José Ernesto Nováez Guerrero
18/9/2020

En una reciente entrevista, el importante escritor norteamericano Paul Auster, refiriéndose a su país, lamentaba: “Estamos tan divididos y llenos de una especie de odio de uno por el otro en este país, que parece partido en dos mitades: los que aman a Trump y los que no”.

El desgarramiento que viven los Estados Unidos hoy es una verdad evidente para cualquier observador imparcial. Quizás en ningún otro momento, desde el final de la Guerra de Secesión, el país ha estado tan peligrosamente cerca de la guerra civil. Ni siquiera en los difíciles años de la Guerra de Vietnam y las luchas por los derechos civiles, donde se dio el surgimiento de numerosos grupos antisistema.

La aparición en el escenario político del fenómeno Donald Trump ha sido el catalizador de todo el proceso. El magnate neoyorkino, cuya victoria sorprendió a muchos en 2016, ha gobernado pulsando de forma constante los prejuicios y las aspiraciones de un sector bastante amplio de la sociedad norteamericana. Pero ¿qué implicaciones profundas tiene el hecho de que sea Trump y no Hillary Clinton quien ocupe el despacho oval?

 “La supremacía norteamericana se construyó, hacia lo interno, sobre el dominio de la identidad blanca,
anglosajona y protestante (Wasp en inglés: white anglo-saxon protestant) sobre otras identidades
consideradas como inferiores y sometidas, desde el primer momento,
a la explotación y el dominio de la identidad imperante”. Fotos: Tomadas de Internet

 

En primer lugar, Trump es la prueba de que el modelo de democracia burguesa surgido con la revolución norteamericana, perfeccionado y difundido en los años y revoluciones posteriores, atraviesa por una crisis estructural profunda. La democracia representativa moderna se basa en la electividad de cualquier ciudadano mayor de edad para cargos públicos, en representación de los intereses y aspiraciones del conjunto de sus electores. Esto, desde luego, es en teoría. En la práctica, por lo general, se imponen trabas a la igual participación de los ciudadanos, ya sea por vías económicas o legales, y se verifica muchas veces el secuestro de estas estructuras democráticas por élites políticas y económicas, nacionales o extranjeras.

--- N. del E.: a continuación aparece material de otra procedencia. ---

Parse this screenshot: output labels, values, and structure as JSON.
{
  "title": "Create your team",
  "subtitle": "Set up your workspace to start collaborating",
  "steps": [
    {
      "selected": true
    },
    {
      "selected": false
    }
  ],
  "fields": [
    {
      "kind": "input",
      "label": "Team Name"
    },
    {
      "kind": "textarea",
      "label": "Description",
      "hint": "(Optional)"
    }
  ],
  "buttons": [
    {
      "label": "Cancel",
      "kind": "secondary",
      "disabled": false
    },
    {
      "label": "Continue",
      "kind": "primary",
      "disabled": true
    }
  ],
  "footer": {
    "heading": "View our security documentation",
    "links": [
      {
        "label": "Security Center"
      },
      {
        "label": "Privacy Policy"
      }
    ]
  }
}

Para el caso norteamericano convendría recordar lo que apuntaba el profesor Howard Zinn en su magnífica obra La otra historia de los Estados Unidos (Editorial Ciencias Sociales, La Habana, 2006). Siguiendo lo planteado por el también historiador Charles Beard, Zinn señala sobre los cincuenta y cinco firmantes de la Constitución de los Estados Unidos: “(…) que la mayoría eran ricos en cuanto a tierras, esclavos, fábricas y comercio marítimo; que la mitad de ellos había prestado dinero a cambio de intereses y que cuarenta de los cincuenta y cinco tenían bonos del gobierno según los archivos del departamento de la Tesorería”. (op. cit. p.62)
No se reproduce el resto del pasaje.